Inspired by nature’s work to build spiky structures in caves, engineers have developed a method to recover precious metals from electronic waste. Using controlled applications of oxygen and relatively low temperatures, the engineers say they can de-alloy a metal by slowly moving the most reactive components to the surface, where they form stalagmitelike spikes of metal oxides. That leaves the least-reactive components in a purified, liquid core surrounded by brittle metal-oxide spikes.

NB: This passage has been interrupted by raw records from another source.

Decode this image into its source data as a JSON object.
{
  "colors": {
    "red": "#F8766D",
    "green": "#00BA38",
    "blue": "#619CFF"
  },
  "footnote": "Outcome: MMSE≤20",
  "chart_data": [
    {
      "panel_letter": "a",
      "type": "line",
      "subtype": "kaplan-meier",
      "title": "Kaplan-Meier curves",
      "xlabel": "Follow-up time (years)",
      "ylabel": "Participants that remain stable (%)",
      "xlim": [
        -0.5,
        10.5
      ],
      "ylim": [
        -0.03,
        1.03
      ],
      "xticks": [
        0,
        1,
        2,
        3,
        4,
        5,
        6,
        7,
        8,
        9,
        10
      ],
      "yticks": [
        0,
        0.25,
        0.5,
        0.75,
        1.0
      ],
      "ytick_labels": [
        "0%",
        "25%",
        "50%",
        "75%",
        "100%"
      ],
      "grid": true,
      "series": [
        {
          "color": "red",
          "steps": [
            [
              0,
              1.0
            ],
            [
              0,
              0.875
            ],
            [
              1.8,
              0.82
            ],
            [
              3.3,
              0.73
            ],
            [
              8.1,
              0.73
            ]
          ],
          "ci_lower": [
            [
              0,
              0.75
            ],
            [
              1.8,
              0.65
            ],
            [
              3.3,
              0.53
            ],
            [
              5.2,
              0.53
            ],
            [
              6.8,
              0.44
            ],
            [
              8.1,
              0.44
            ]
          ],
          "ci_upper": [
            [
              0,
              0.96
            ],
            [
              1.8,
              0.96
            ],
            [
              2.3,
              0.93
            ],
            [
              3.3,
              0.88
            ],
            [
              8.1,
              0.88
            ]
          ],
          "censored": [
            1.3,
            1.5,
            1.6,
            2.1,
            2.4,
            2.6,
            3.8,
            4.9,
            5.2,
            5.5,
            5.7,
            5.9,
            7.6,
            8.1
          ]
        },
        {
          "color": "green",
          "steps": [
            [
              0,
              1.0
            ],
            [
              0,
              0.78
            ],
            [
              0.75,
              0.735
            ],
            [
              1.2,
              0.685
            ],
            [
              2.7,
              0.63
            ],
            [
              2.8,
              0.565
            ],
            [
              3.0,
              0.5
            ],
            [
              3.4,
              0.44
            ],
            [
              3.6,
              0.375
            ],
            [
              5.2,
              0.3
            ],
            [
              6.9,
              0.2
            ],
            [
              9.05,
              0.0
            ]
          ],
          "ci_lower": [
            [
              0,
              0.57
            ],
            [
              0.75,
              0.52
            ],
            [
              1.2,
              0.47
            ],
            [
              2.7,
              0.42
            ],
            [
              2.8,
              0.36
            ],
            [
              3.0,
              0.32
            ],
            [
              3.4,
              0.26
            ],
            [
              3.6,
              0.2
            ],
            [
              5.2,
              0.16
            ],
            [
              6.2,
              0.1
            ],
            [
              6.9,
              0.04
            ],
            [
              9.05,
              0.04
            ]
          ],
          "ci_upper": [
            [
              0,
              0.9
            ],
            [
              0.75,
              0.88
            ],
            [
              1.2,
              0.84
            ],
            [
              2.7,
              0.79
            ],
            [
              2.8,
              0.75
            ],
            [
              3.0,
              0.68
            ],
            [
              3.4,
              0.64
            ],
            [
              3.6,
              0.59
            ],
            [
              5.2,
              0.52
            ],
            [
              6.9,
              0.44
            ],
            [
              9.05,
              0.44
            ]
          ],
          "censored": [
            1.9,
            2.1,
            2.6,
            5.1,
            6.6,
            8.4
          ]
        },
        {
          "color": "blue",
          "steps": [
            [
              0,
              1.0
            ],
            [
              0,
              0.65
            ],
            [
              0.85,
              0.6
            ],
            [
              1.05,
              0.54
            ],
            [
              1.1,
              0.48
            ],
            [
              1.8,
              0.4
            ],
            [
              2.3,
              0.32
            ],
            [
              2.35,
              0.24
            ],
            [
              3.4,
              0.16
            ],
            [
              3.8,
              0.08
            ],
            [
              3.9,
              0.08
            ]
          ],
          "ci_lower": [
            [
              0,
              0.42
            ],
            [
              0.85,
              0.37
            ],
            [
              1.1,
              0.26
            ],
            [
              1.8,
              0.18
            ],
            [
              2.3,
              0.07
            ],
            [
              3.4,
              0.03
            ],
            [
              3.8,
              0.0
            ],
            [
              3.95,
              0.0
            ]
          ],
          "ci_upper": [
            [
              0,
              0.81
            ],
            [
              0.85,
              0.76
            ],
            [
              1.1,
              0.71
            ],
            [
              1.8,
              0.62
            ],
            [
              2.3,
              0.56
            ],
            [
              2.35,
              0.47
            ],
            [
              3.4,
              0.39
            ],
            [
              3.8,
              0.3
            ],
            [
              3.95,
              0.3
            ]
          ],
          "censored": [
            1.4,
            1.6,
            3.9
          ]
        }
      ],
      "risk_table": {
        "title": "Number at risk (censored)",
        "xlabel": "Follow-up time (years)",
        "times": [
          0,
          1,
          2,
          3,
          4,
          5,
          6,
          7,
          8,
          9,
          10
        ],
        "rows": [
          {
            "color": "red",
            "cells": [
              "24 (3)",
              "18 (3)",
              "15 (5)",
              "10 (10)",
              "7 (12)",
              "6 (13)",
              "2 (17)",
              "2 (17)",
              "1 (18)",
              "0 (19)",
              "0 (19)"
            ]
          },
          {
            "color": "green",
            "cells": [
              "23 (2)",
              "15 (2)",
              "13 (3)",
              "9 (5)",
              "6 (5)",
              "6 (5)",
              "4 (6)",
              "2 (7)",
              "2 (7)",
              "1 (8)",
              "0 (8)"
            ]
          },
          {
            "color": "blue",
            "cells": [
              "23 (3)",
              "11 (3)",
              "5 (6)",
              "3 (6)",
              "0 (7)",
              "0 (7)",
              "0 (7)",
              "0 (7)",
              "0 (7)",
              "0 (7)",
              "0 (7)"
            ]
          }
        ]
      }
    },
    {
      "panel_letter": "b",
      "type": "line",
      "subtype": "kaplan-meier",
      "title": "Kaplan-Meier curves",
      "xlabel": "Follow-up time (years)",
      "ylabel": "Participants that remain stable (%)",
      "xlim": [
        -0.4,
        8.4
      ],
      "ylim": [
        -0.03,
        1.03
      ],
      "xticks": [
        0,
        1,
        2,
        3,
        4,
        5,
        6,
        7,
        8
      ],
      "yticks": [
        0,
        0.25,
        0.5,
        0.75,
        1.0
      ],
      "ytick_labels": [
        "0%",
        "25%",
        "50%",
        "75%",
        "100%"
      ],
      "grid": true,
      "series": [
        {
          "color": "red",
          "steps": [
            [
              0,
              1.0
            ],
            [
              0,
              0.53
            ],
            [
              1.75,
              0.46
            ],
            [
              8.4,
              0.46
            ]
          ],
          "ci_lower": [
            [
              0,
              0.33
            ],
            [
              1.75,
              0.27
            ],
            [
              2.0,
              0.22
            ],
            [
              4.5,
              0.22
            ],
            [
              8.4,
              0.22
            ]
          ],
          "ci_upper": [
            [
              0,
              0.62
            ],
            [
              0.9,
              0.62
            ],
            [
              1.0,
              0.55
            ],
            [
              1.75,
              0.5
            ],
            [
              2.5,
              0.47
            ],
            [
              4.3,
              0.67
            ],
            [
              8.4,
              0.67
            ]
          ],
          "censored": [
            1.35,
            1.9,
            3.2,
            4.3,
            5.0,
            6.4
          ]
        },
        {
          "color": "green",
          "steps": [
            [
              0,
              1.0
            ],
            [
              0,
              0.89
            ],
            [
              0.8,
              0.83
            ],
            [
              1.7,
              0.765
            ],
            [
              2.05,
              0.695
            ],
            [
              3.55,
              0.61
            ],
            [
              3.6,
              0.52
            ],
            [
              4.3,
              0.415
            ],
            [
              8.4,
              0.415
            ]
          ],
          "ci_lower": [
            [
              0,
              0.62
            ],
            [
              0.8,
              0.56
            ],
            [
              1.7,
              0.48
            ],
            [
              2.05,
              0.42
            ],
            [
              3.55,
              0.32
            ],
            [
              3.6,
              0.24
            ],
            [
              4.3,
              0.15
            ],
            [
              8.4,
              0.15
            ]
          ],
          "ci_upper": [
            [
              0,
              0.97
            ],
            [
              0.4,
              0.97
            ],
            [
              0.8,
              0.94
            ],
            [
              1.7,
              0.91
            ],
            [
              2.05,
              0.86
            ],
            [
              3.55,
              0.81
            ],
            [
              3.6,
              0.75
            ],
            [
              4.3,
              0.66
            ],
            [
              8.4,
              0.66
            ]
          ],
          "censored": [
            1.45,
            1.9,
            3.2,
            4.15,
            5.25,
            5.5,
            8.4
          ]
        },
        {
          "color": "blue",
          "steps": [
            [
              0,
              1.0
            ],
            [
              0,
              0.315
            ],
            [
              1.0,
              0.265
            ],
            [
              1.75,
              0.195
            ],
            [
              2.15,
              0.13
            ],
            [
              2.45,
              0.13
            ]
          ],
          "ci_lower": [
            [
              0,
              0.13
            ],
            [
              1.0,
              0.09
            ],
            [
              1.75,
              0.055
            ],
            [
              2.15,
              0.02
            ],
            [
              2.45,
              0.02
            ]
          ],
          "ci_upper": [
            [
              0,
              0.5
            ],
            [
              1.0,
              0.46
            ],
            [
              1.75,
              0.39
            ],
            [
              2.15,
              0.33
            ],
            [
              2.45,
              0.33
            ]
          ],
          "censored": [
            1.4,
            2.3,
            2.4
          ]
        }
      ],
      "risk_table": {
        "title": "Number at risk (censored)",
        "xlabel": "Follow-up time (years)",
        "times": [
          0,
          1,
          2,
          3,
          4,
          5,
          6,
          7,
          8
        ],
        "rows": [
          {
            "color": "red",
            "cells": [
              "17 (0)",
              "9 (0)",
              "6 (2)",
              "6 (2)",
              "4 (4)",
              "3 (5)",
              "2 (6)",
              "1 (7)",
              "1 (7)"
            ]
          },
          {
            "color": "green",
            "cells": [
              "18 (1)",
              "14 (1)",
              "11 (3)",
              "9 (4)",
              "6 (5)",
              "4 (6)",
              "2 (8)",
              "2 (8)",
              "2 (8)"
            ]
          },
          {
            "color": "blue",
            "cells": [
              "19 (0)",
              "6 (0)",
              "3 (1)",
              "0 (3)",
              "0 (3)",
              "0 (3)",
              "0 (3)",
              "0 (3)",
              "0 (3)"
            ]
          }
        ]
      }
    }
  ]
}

The structure formed when the metal is molten is analogous to filled cave structures such as stalactites or stalagmites. Instead of water, the team used oxidation to create the structures. The work demonstrates the controlled behavior of surface oxidation in metals and its potential in design of new particle structures or purification/de-alloying. By tuning oxidation via temperature, oxidant partial pressure, time, and composition, a balance between reactivity and thermal deformation enables unprecedented morphologies that could be useful in recovering precious metals from e-waste or mixed-metal materials.
The team demonstrated that traditional electrochemical or high-temperature methods (above 1,832 °F) may not be necessary in metal purification, as the metal’s reactivity can be used to drive separation. The oxidation technology works well at temperatures of 500 to 700 °F.
Besides metal purification and recovery, the method could also be applied to metal speciation — the ability to dictate creation and distribution of certain metal components. One use could be production of complex catalysts to drive multi-stage reactions.